Gingrich and Leach encourage NAFCU to push for an easing of regulation.

WASHINGTON -- Regulatory relief topped the agenda for the National Association of Federal Credit Unions board in a meeting here.

The trade group was encouraged by leading lawmakers to push for legislation attacking burdensome requirements. And the association's 12 directors urged the Federal Reserve Board to weigh the impact of its regulations on credit unions before approving them.

"It was a busy couple of days," Ken Robinson, president of NAFCU, said of the session, which was held last week.

Future House Speaker Newt Gingrich, R-Ga., and House Banking Committee Chairman Jim Leach, R-Iowa, both told association representatives that the 104th Congress would be receptive to their calls to ease regulations, Mr. Robinson said.

"Our meetings with Newt Gingrich and Jim Leach were more than we had expected," Mr. Robinson said. He and NAFCU chairman David Miller met with the lawmakers.

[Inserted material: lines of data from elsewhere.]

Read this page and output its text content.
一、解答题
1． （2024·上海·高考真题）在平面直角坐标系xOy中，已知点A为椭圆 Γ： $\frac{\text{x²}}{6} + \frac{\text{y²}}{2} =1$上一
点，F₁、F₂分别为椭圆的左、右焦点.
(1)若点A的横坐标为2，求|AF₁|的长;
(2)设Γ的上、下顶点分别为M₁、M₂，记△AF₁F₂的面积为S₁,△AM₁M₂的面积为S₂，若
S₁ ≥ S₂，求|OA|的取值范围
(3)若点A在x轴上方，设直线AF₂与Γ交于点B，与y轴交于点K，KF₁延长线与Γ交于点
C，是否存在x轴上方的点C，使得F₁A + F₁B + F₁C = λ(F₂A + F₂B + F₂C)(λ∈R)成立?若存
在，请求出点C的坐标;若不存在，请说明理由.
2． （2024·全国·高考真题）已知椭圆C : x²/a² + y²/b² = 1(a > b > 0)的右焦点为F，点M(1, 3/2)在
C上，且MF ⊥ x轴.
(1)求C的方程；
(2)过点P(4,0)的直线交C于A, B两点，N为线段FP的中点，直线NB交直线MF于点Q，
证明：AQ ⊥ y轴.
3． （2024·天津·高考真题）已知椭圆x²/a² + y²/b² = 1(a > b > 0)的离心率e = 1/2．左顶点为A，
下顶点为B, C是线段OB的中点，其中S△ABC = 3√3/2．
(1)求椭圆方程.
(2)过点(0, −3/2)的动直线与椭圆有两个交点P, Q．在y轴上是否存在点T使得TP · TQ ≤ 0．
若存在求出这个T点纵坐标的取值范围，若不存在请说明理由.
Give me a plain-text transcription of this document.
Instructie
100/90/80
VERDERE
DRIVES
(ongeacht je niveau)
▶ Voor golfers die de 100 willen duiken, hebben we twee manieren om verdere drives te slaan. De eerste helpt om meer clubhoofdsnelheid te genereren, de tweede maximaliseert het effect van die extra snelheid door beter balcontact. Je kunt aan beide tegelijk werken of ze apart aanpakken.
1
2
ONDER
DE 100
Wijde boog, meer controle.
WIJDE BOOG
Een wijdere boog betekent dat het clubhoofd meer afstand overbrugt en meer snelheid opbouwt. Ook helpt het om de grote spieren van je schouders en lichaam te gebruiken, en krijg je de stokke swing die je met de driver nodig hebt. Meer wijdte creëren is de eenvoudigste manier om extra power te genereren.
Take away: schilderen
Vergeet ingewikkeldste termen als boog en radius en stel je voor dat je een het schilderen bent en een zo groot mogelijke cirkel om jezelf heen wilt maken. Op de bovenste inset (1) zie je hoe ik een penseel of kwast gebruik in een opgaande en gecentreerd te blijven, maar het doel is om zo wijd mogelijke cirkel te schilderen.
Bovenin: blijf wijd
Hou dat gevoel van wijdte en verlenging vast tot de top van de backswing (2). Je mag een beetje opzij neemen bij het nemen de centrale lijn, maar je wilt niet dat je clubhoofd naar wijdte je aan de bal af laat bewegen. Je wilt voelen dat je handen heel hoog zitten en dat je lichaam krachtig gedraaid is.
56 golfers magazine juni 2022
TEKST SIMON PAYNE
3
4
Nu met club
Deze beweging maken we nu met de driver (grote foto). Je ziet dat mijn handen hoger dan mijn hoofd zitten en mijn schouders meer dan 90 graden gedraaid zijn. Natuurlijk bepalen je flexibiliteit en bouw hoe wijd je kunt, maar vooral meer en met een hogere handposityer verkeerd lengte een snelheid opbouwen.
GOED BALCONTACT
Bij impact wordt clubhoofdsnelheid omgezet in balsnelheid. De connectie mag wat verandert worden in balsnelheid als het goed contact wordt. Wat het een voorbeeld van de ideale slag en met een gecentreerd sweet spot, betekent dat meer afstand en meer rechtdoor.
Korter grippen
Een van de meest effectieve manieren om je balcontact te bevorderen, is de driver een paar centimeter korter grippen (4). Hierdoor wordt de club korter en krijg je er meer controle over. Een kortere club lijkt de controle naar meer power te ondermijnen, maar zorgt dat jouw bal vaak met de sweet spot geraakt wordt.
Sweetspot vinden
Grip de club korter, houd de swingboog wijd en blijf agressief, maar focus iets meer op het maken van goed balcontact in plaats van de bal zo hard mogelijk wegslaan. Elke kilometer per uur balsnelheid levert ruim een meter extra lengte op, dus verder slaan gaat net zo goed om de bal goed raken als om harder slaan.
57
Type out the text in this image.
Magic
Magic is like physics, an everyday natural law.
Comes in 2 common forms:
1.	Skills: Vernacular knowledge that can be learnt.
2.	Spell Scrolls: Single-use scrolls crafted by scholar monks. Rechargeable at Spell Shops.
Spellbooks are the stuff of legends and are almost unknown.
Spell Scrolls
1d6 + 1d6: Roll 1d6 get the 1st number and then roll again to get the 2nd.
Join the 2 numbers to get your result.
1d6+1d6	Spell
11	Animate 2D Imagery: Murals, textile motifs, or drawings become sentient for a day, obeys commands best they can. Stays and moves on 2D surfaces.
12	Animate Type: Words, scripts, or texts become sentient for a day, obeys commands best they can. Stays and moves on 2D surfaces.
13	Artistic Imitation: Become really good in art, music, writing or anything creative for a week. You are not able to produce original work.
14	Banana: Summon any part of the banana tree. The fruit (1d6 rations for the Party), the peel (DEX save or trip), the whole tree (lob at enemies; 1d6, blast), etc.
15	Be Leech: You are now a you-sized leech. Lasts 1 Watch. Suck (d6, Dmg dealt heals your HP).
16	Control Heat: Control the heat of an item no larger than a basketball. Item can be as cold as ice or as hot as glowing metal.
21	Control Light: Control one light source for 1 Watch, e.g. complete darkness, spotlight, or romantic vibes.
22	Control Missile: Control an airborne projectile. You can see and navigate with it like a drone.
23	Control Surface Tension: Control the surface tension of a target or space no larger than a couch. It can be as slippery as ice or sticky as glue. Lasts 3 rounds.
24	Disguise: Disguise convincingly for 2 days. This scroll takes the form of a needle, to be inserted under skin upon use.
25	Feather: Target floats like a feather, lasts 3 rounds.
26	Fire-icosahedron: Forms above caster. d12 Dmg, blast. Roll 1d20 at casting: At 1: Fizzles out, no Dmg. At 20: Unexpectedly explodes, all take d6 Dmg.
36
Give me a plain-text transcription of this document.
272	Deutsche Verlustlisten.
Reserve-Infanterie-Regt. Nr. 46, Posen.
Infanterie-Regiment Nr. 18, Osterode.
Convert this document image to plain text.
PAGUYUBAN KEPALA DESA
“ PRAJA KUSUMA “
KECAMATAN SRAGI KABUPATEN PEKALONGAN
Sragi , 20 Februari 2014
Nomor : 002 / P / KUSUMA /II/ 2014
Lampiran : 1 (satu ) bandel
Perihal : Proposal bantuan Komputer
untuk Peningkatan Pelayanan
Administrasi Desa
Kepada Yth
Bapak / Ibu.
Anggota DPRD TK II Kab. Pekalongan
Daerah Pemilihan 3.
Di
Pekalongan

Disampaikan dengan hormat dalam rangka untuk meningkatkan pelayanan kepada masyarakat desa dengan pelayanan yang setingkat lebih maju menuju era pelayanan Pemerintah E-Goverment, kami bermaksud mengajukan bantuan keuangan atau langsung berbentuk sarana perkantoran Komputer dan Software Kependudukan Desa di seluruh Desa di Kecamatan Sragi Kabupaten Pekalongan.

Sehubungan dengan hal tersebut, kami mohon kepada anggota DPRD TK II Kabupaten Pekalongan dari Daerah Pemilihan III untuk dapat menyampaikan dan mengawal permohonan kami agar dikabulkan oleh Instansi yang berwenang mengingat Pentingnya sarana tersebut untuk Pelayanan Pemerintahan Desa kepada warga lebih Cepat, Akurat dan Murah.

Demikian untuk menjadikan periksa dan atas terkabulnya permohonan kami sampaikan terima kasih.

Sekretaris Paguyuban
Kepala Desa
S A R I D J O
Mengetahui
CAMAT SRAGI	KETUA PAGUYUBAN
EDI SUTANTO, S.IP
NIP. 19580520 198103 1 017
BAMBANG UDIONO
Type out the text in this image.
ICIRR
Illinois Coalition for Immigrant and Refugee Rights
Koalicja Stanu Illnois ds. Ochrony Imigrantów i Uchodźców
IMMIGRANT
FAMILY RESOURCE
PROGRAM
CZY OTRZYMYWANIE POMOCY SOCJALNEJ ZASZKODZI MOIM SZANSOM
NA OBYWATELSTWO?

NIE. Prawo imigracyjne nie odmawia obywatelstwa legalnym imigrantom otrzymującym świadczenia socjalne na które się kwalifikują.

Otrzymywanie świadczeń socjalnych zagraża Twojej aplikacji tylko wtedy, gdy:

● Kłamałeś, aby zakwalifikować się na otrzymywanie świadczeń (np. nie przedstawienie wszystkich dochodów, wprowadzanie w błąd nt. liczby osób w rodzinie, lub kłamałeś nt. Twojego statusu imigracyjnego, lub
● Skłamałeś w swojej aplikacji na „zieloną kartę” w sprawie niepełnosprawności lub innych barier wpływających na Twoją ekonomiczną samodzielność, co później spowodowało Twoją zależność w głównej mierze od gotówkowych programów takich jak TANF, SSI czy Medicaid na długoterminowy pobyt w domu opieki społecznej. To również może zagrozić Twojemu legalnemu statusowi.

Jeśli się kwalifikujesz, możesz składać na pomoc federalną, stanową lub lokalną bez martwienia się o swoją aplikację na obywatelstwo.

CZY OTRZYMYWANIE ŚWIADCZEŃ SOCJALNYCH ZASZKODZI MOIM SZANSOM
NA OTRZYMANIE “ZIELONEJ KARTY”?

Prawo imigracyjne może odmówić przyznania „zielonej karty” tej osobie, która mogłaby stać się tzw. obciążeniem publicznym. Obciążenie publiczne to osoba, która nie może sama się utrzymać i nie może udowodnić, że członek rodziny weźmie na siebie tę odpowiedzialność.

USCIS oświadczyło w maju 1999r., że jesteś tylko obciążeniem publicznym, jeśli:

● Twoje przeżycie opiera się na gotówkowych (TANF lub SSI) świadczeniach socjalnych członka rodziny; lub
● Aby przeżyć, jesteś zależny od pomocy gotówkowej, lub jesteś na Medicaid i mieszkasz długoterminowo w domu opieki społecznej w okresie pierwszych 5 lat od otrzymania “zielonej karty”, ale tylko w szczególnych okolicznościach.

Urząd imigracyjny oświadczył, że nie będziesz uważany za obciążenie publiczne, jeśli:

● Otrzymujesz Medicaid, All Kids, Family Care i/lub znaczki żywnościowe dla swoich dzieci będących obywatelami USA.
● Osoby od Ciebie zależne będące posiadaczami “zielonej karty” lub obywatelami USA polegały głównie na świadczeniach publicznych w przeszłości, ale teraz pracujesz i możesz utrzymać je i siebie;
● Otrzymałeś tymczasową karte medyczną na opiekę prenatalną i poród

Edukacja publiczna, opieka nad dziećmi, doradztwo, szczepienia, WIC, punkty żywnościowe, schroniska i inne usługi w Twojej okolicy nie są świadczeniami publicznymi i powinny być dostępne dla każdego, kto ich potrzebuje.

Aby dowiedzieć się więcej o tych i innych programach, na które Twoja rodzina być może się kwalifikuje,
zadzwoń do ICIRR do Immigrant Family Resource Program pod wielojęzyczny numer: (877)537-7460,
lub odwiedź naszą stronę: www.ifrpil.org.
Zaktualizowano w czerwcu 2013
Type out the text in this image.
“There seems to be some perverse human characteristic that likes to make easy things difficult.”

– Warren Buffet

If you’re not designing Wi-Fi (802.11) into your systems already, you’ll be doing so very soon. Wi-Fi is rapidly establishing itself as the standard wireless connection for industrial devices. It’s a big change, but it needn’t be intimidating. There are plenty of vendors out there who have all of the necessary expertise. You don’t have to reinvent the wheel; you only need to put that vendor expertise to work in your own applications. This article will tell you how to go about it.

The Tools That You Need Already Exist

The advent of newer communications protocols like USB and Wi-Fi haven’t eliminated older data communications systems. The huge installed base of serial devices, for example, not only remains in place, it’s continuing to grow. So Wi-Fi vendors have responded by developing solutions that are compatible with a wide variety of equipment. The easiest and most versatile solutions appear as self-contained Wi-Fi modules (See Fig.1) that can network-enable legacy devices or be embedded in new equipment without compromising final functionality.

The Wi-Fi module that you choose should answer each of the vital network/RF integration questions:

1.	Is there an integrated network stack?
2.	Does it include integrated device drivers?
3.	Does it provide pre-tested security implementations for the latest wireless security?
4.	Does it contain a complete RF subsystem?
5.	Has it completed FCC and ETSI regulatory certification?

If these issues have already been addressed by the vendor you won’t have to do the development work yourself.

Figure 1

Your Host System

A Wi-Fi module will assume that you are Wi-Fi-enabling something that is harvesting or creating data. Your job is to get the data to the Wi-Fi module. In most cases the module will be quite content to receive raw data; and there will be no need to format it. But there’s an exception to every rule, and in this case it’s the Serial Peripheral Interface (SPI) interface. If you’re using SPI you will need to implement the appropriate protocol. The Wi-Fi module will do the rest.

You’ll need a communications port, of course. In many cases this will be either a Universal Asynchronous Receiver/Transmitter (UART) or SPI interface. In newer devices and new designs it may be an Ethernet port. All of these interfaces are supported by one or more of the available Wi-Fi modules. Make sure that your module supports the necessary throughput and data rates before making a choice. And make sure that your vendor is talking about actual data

The Arlington, Va.-based trade group is preparing a legislative package to tackle what it sees as unnecessary regulation, Mr. Robinson said. He didn't give specifics of the plan, but said it would seek to revise some Fed regulations.

Rep. Gingrich, who has sided with the industry by opposing a proposed merger of the National Credit Union Administration into a superregulator, also had encouraging words on another perennial issue: taxation of credit unions.

"It's not going to happen," Rep. Gingrich said, according to a news release from NAFCU. "I'm deadly opposed to it."

During its third annual meeting with the Fed board, the NAFCU board urged the regulator to recognize differences between banks and credit unions when drafting regulations.

"They're concentrating on banks, so we just said don't give us a regulation that looks great on banks but is terrible on credit unions," said Ron Snellings, president of Pentagon Federal Credit Union and a NAFCU director.

For example, the credit union officials said that some Truth-in-Lending notification requirements were overly burdensome -- particularly for small credit unions -- and should be changed.

Mr. Miller, who also is president of Kalamazoo (Mich.) District Bell Federal Credit Union, said he was pleased with the visits, but added that credit unions must remain vigilant against threats.

"It was real scary because everyone we talked to had nothing but good things to say about credit unions," Mr. Miller said. "That's when you get hit with something, when you get complacent."